Kathleen turned around, held onto the cage bars and pressed as much of her face through the cage bars as she could. Her breathing began to become erratic and she could feel her inner mechanics switching its gears into reverse in preparation to regurgitate the milk she had drank. Then, Kathleen’s whole body tensed up, her mouth opened wide on its own, and she violently heaved the contents of her stomach onto the floor just outside her cage. And just as she was trying to catch her breath, another wave of vomit spewed from her mouth. And then another.
When it was all over, Kathleen pried her hands from around the cage bars, turned around, and sat back against the bars. She began to breathe in and out heavily, replenishing the oxygen in her body after not being able to breathe during her expulsion of milk and stomach vile. Kathleen’s throat burned and she had the most awful taste in her mouth. She also felt completely drained of energy and she just wanted to rest, but the stench of her vomit forced Kathleen to move to the other side of her cage.
Kathleen sat down and looked across her prison once again.
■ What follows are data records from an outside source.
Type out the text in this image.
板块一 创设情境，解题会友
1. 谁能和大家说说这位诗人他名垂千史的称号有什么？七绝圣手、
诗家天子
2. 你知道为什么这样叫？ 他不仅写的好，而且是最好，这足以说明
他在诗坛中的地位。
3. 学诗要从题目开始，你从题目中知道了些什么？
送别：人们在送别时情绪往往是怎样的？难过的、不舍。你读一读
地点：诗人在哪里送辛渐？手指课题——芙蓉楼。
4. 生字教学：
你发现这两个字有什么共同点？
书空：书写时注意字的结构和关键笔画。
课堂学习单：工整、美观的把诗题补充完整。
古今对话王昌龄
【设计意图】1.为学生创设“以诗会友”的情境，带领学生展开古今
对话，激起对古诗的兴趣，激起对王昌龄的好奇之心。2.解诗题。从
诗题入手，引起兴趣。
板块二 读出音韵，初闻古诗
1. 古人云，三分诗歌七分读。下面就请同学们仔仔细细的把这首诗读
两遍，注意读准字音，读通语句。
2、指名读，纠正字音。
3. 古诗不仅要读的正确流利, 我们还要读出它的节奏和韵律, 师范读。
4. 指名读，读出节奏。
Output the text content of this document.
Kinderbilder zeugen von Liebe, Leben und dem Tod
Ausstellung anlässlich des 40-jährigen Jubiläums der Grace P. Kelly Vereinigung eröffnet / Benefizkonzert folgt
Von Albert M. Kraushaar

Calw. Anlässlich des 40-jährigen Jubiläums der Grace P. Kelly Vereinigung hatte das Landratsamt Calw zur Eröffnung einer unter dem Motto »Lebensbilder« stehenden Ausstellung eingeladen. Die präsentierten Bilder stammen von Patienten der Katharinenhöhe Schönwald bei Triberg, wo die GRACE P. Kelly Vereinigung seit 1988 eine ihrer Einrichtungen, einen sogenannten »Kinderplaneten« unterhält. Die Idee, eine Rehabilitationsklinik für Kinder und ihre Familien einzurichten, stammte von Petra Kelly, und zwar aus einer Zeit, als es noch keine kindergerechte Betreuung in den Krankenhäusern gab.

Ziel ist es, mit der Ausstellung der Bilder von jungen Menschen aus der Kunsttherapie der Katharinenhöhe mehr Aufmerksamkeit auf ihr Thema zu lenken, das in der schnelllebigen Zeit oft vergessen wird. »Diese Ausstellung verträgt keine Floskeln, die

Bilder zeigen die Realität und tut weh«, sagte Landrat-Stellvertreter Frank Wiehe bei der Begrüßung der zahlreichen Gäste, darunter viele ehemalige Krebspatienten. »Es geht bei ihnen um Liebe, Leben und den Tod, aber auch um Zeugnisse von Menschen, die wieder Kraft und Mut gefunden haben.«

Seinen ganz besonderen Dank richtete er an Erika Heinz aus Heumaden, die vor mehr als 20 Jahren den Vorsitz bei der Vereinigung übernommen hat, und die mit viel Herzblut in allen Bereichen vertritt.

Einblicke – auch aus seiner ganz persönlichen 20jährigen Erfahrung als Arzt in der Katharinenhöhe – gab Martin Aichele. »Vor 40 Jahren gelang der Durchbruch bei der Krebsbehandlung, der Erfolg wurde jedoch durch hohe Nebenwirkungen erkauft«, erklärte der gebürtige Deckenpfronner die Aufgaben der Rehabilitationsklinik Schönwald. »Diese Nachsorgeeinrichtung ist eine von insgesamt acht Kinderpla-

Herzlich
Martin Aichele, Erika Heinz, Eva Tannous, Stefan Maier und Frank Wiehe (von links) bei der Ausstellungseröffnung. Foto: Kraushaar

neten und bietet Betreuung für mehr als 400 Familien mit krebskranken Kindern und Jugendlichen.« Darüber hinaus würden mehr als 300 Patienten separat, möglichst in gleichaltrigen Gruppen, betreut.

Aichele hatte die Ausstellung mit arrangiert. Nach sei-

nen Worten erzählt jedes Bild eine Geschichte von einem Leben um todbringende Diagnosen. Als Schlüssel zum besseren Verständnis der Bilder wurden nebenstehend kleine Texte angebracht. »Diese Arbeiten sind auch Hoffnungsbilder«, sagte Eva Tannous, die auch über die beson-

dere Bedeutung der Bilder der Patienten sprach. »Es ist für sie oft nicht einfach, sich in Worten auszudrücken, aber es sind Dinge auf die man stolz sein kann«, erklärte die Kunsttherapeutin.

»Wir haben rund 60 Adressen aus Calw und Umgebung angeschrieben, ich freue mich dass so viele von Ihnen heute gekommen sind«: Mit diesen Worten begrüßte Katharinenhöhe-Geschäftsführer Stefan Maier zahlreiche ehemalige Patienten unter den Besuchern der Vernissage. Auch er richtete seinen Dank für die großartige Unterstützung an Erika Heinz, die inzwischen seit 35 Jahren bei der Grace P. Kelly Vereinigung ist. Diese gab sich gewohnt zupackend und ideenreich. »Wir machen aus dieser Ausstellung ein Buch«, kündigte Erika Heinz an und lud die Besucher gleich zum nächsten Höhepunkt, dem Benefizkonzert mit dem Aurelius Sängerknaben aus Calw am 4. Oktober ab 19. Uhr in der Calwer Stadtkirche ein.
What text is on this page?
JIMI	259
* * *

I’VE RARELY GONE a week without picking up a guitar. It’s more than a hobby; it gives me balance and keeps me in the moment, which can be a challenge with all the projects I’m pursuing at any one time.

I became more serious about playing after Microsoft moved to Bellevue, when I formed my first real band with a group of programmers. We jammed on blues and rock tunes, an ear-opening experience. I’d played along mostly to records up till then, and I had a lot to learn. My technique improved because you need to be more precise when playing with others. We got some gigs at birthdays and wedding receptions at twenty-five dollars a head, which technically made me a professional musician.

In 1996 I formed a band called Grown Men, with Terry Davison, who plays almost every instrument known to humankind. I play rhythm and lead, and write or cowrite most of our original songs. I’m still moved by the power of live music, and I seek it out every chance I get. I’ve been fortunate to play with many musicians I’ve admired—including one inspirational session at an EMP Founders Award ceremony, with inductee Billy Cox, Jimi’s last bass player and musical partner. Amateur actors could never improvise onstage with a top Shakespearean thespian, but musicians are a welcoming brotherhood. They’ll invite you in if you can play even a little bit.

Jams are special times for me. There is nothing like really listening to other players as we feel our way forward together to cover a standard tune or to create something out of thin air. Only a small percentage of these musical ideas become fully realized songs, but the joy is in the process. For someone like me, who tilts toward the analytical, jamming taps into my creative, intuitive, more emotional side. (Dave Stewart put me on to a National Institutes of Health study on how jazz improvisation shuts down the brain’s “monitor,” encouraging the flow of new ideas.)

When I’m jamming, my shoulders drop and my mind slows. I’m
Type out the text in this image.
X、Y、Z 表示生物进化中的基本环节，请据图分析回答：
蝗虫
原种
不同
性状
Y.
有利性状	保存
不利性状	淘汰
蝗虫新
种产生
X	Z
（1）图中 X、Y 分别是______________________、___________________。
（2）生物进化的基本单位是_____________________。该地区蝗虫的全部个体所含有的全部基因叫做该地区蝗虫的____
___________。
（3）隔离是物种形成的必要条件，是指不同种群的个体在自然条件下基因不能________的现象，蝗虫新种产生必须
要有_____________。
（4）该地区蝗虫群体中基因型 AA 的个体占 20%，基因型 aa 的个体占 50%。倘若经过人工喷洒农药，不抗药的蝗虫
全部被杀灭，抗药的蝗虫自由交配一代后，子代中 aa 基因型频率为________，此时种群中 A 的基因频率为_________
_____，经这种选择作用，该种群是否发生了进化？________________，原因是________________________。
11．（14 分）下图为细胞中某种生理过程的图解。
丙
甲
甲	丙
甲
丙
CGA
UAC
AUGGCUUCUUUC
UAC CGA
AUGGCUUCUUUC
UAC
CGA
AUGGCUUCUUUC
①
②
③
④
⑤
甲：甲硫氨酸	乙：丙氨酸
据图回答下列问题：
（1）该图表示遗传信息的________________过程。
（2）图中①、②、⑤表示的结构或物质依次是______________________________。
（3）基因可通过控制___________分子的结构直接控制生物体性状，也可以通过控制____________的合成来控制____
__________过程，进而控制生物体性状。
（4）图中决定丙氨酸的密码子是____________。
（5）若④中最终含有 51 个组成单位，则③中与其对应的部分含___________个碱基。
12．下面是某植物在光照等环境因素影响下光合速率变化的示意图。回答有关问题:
The aroma of urine and vomit floated
heavily upon the stifling air inside the abandoned factory. A dark cloud of depression hung over Kathleen’s head. A feeling of defeat knocked at her soul. She was trying so hard not to feel like a victim, but she was beginning to think she was just fooling herself. She was locked inside a cage like a monkey at a zoo and she wasn’t sure if anyone realized she was missing. She was thirsty and hungry. Humiliated and disgraced. Scared and alone. Her situation was looking bleak. Kathleen was overwhelmed with disheartenment. She was forced to admit that she had become a victim and shame enveloped her. Quietly, Kathleen sobbed.